Stone also counsels those who bought during the real estate bubble, particularly from 2006 on, to stay for a few years if they are looking to recoup losses including what upgrades they may have made. However, he maintains, staging a house is still primary.

“Some of those [upgrades] are not going to give you the return on investment that you are thinking, so you need to have somebody who can tell you honestly and can help you make the right decision as to whether it is time to sell or not and to what a really good market price would be,” he says. Social networking is part of Stone’s approach to selling houses but, as usual, he takes a balanced approach.

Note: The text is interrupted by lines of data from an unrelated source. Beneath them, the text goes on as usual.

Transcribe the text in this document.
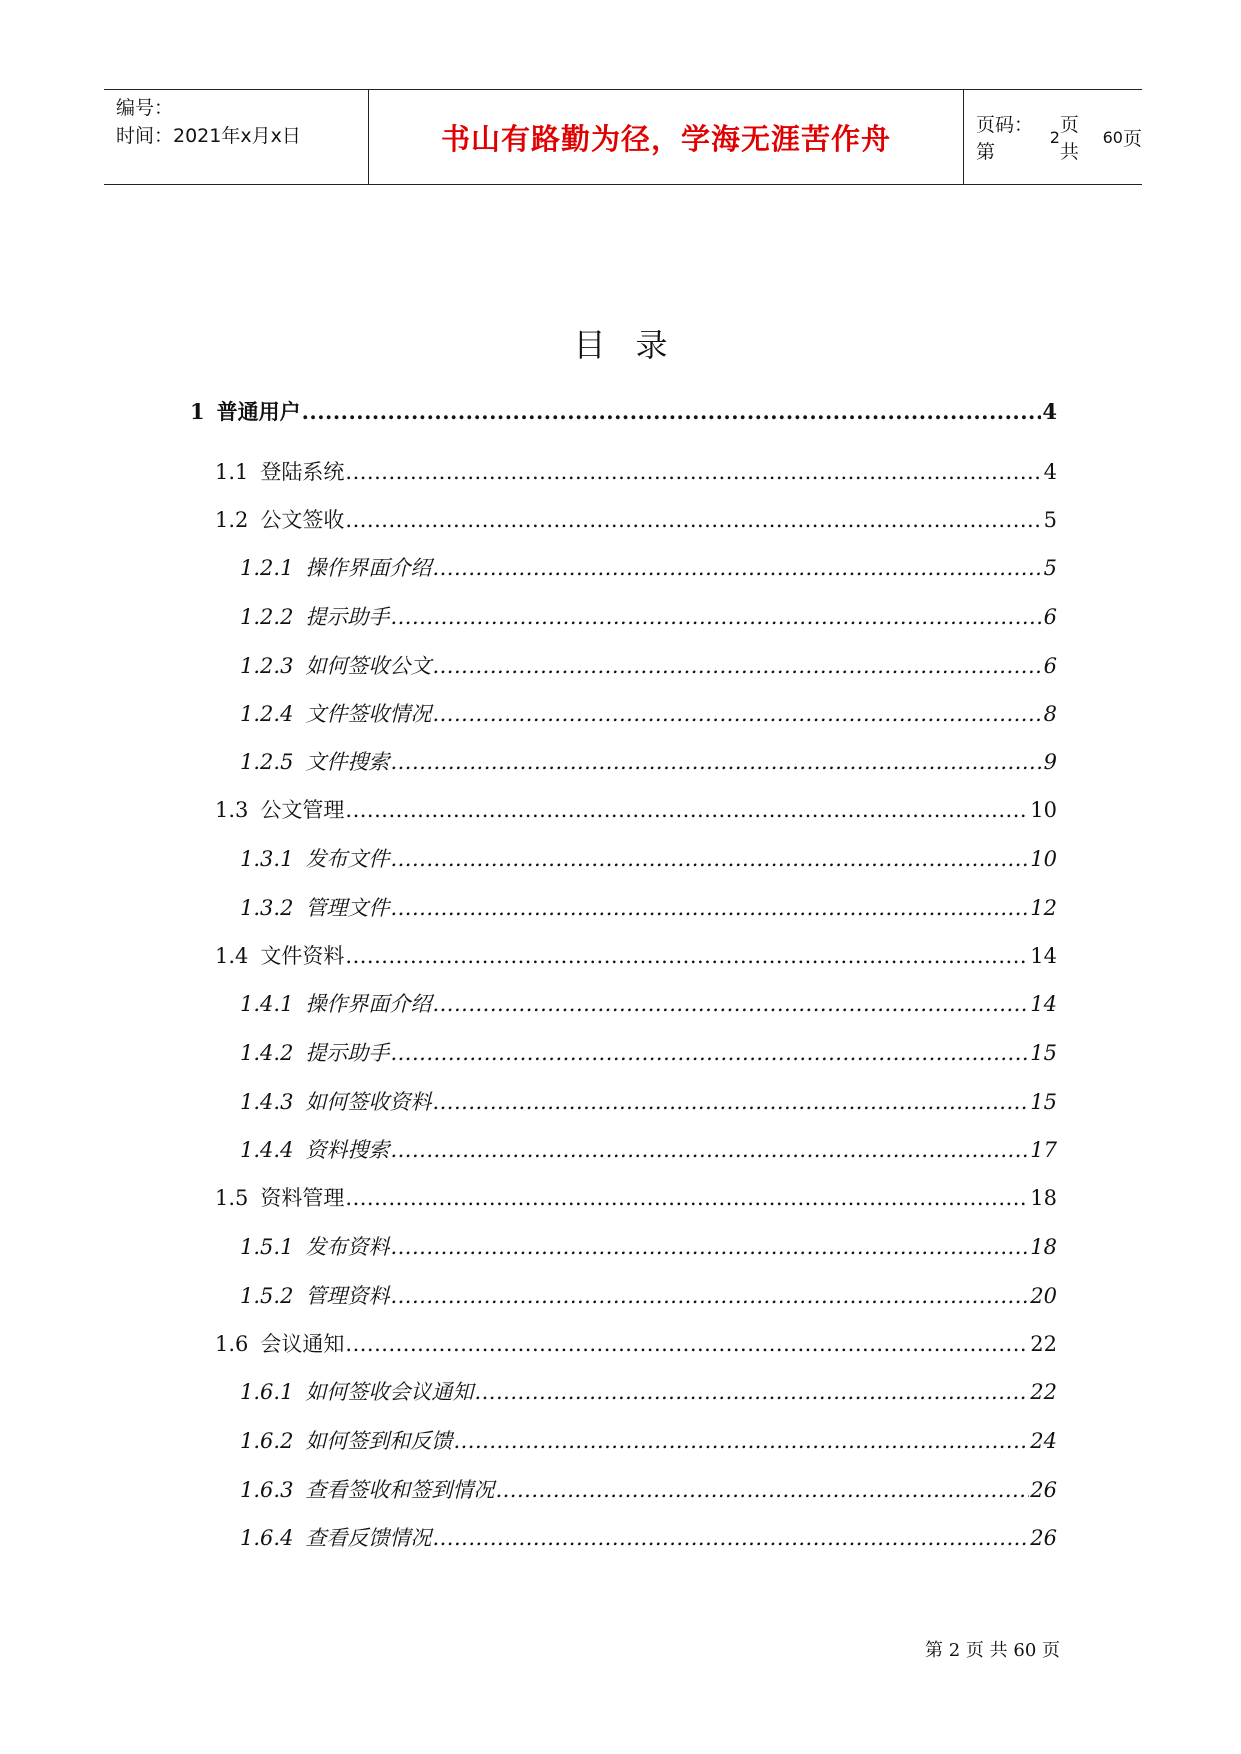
编号：
时间：2021年x月x日	书山有路勤为径，学海无涯苦作舟	页码：第
2
页 共
60 页
目录
1 普通用户 .....	4
1.1 登陆系统 .....	4
1.2 公文签收 .....	5
1.2.1 操作界面介绍 .....	5
1.2.2 提示助手 .....	6
1.2.3 如何签收公文 .....	6
1.2.4 文件签收情况 .....	8
1.2.5 文件搜索 .....	9
1.3 公文管理 .....	10
1.3.1 发布文件 .....	10
1.3.2 管理文件 .....	12
1.4 文件资料 .....	14
1.4.1 操作界面介绍 .....	14
1.4.2 提示助手 .....	15
1.4.3 如何签收资料 .....	15
1.4.4 资料搜索 .....	17
1.5 资料管理 .....	18
1.5.1 发布资料 .....	18
1.5.2 管理资料 .....	20
1.6 会议通知 .....	22
1.6.1 如何签收会议通知 .....	22
1.6.2 如何签到和反馈 .....	24
1.6.3 查看签收和签到情况 .....	26
1.6.4 查看反馈情况 .....	26
第 2 页 共 60 页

“I use Facebook to keep up with all my friends and real estate colleagues, but I find that if you use it for business primarily, then you lose a lot of friends,” he says.

“I’ll tweet out what the going rates are for a day, activities I see in the market. I’ll tweet that I’ve just shown a great house. I have a lot of other realtors that follow me and say, ‘You know, this didn’t work for my client, but it was nice to see this property.’ Technology is great, but there is no substitute for personal contact.”

Stone says a family home offers considerably more than bricks and mortar. His innate understanding of “a sense of place” is part of what propels him to help clients make the right decision.

“My passion is to be able to help people make a really wise decision they’ll feel good about for a long time,” he says.

Stone’s positive attitude has an infectious impact on those around him, including prominent colleagues. Richard Courtney, former GNAR president and author of the best selling inside-the-biz book “Buyers are Liars and Sellers are Too!” is not immune.

“Hagan Stone possesses a unique ability to lead while those following are having fun,” Courtney says. “Actually, they’re having a blast. More important, they are accomplishing things. I know of no one that has chaired more challenging committees and produced more incredible results. He smiles. He works. He is positive. He is brilliant. And he’s hilarious.”

Stone is a vice president of GNAR and is a director of the Tennessee Association of Realtor.